During this year I became more sociable by accident. As I walked down the road I would encounter people, (imagine that real people), they would obviously stare from a mile away, my chair was a visual magnet, they kept staring. By the time that we were 6 foot away and, because we are british and very polite you know, the only thing left for the walkers to do was to say hello, and sometimes even break into a smile! Imagine saying hello to a total stranger, and sometimes having conversations. Walkers don’t do this on the high street, tubes or buses. Strange really, but I used play in this game.
By being able to go anywhere in my all terrain chair, people talk to me, this has become a habit now. It’s scratched into my being, odd, a very simple thing casual human interaction, people want to talk and smile.

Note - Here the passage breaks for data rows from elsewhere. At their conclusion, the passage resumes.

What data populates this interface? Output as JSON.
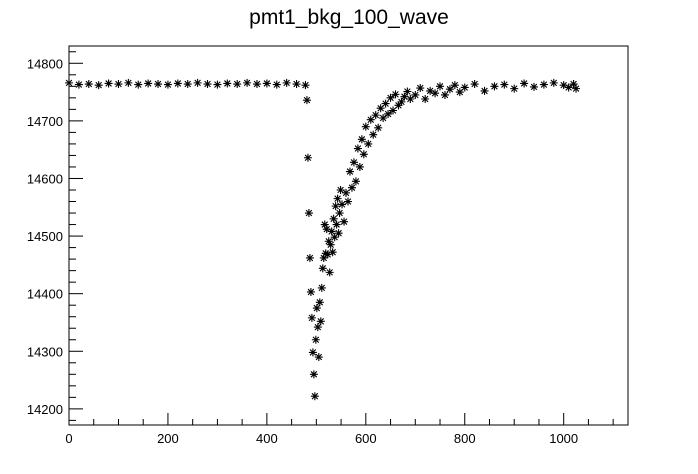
{
  "chart_data": {
    "type": "scatter",
    "title": "pmt1_bkg_100_wave",
    "xlabel": "",
    "ylabel": "",
    "xlim": [
      0,
      1130
    ],
    "ylim": [
      14172,
      14830
    ],
    "x_ticks": [
      0,
      200,
      400,
      600,
      800,
      1000
    ],
    "x_tick_labels": [
      "0",
      "200",
      "400",
      "600",
      "800",
      "1000"
    ],
    "y_ticks": [
      14200,
      14300,
      14400,
      14500,
      14600,
      14700,
      14800
    ],
    "y_tick_labels": [
      "14200",
      "14300",
      "14400",
      "14500",
      "14600",
      "14700",
      "14800"
    ],
    "marker": "asterisk",
    "grid": false,
    "legend": "none",
    "series": [
      {
        "x": [
          0,
          20,
          40,
          60,
          80,
          100,
          120,
          140,
          160,
          180,
          200,
          220,
          240,
          260,
          280,
          300,
          320,
          340,
          360,
          380,
          400,
          420,
          440,
          460,
          478,
          481,
          483,
          485,
          487,
          489,
          491,
          493,
          495,
          497,
          499,
          501,
          503,
          505,
          507,
          509,
          511,
          513,
          515,
          517,
          519,
          521,
          523,
          525,
          527,
          529,
          531,
          533,
          535,
          537,
          539,
          541,
          543,
          545,
          547,
          549,
          552,
          556,
          560,
          564,
          568,
          572,
          576,
          580,
          584,
          588,
          592,
          596,
          600,
          605,
          610,
          615,
          620,
          625,
          630,
          635,
          640,
          645,
          650,
          655,
          660,
          666,
          672,
          678,
          684,
          690,
          700,
          710,
          720,
          730,
          740,
          750,
          760,
          770,
          780,
          790,
          800,
          820,
          840,
          860,
          880,
          900,
          920,
          940,
          960,
          980,
          1000,
          1010,
          1020,
          1025
        ],
        "y": [
          14766,
          14763,
          14764,
          14762,
          14765,
          14764,
          14766,
          14763,
          14765,
          14764,
          14763,
          14765,
          14764,
          14766,
          14764,
          14763,
          14765,
          14764,
          14766,
          14764,
          14765,
          14763,
          14766,
          14764,
          14762,
          14736,
          14636,
          14540,
          14462,
          14403,
          14358,
          14298,
          14260,
          14222,
          14320,
          14375,
          14342,
          14290,
          14385,
          14352,
          14410,
          14444,
          14462,
          14520,
          14470,
          14512,
          14468,
          14491,
          14437,
          14485,
          14508,
          14472,
          14530,
          14498,
          14552,
          14520,
          14565,
          14505,
          14540,
          14580,
          14555,
          14525,
          14575,
          14560,
          14612,
          14584,
          14628,
          14595,
          14652,
          14620,
          14668,
          14642,
          14690,
          14660,
          14702,
          14676,
          14710,
          14688,
          14722,
          14705,
          14730,
          14712,
          14740,
          14718,
          14746,
          14727,
          14733,
          14742,
          14751,
          14738,
          14745,
          14757,
          14738,
          14752,
          14748,
          14760,
          14745,
          14755,
          14762,
          14750,
          14758,
          14764,
          14752,
          14760,
          14763,
          14756,
          14765,
          14759,
          14763,
          14766,
          14762,
          14758,
          14764,
          14756
        ]
      }
    ]
  }
}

I have a theory. I am engineering society by walking down the road in my chair, generating human interaction and making my immediate world a better happier place. If lots of wheelchair users flooded the outside world everyone would be saying hello and conversing with each other. There will have to be a critical mass of chairs acting as visual magnets to change the world. Well thats grumpy people sorted.
I have included a video of myself walking to my local pub in the snow. There is something wonderful about going and playing about in snow. I look forward to the next snow fall.
I have droned on enough for now, Have a great new year.